Du Japon aux États-Unis, la probable disparition de la lutte du programme olympique en 2020 a suscité mercredi une levée de boucliers des amateurs de ce sport ancestral qui entendent bien faire changer d'avis le Comité international olympique (CIO) avant que le couperet ne tombe vraiment en septembre.

«Incompréhensible», «injuste», «impensable», «une grande erreur», les réactions indignées se sont multipliées dans toutes les langues à la suite du vote de la commission exécutive du CIO, d'où la lutte est sortie grande perdante.

À Istanbul comme à Tokyo, les deux villes avec Madrid qui espèrent obtenir l'organisation des jeux Olympiques d'été de 2020, la perspective que leurs champions ne puissent pas prétendre à l'or suprême devant leur public a du mal à passer.

«Organiser des JO à Istanbul sans la lutte est absolument impensable», a souligné le président de la Fédération turque Hamza Yerlikaya. «Nous ne le permettrons jamais.»

Son homologue japonais Tomiaki Fukuda se disait «profondément choqué» tandis que Saori Yoshida, la championne incontestée des moins de 55 kg avec ses trois titres olympiques et neuf mondiaux, était «effondrée».

Dans l'espoir de mobiliser les troupes, une pétition a été mise en ligne aux États-Unis. Elle revendiquait plus de 21 000 signatures mercredi en fin d'après-midi.

«La lutte est associée aux jeux Olympiques et on ne peut pas jeter un tel symbole. À ce rythme-là, le nom «Olympique» va aussi disparaître», a avancé le président de la fédération grecque, Kostas Thanos. Pour le Français Salvatore Attardo, le CIO se trompe de cible: «Quand on voit les scandales qui se sont produits aux JO de Londres avec la boxe, on ne comprend pas ce qu'elle fait encore dans le panel».

Un universitaire de Boston, Frank Shorr, se demandait «à quel point ce choix était orienté par les profits: les ventes de billets versus les coûts d'exploitation». «Après tout, le CIO obtient beaucoup plus d'exposition avec (les vedettes du golf, NDLR) Tiger Woods et Rory McIlroy qui participent aux Jeux qu'avec un lutteur ou un joueur de hockey sur gazon», selon lui.

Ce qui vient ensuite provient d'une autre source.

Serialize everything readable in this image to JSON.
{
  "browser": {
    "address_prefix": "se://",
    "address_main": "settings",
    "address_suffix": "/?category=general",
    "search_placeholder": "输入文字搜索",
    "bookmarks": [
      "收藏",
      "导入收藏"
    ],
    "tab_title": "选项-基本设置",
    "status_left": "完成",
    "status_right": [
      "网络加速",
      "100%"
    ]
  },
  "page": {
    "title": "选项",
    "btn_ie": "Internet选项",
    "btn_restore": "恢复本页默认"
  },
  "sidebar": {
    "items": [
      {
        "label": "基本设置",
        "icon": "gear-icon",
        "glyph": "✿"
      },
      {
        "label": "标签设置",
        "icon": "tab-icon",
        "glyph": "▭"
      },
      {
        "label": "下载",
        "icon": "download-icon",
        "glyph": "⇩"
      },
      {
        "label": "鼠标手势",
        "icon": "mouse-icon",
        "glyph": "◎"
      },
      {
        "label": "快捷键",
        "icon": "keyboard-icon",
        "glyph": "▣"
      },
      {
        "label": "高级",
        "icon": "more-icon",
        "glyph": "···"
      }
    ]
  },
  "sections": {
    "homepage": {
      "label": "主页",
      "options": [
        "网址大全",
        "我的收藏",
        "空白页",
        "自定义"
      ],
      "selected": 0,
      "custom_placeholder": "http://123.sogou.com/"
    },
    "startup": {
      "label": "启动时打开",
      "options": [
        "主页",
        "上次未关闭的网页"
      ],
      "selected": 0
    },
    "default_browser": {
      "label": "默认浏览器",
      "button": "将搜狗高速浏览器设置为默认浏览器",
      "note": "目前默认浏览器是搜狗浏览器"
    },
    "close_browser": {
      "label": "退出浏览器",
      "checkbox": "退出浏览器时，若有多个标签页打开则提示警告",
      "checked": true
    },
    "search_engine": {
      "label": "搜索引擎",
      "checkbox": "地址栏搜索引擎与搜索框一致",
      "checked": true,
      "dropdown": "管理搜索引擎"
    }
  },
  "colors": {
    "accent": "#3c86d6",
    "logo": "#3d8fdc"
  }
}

À Lausanne, où s'achevait mercredi la réunion de sa commission exécutive, le CIO répétait à l'envi que le sort de la lutte n'était pas scellé et que le choix définitif des sports au programme olympique de 2020 ne serait officialisé qu'en septembre, lors de la session à Buenos Aires.

Le président du CIO Jacques Rogge s'était abstenu de prendre part au vote, comme il s'est abstenu de commenter la décision de ses collègues. Mais il a insisté sur «la procédure juste» établie par le CIO, qui offre la possibilité à la lutte de se battre encore, avec sept autres sports candidats aux Jeux, dont le squash et le karaté, pour décrocher la seule place disponible dans le programme de 2020.

«Évidemment, nous savions avant même que la décision soit prise que quel que soit le sport qui ne serait pas inclus dans le programme principal, cela conduirait à des critiques de ceux qui suivent ce sport», a fait valoir M. Rogge. Mais selon lui, la Fédération internationale de lutte (FILA) a bien réagi en s'engageant à adapter son sport.

Si certains sports disposent de précieux défenseurs parmi les 14 votants de la commission exécutive, tel le pentathlon moderne qui peut compter sur le vice-président de sa fédération (UIPM) Juan Antonio Samaranch junior, Jacques Rogge n'y voit pas de conflit d'intérêt. «Dans le prochain conclave, ils seront tous catholiques», a fait valoir le président du CIO, pour qui c'est la qualité des membres et leur connaissance du milieu sportif qui doivent être avant tout privilégiées.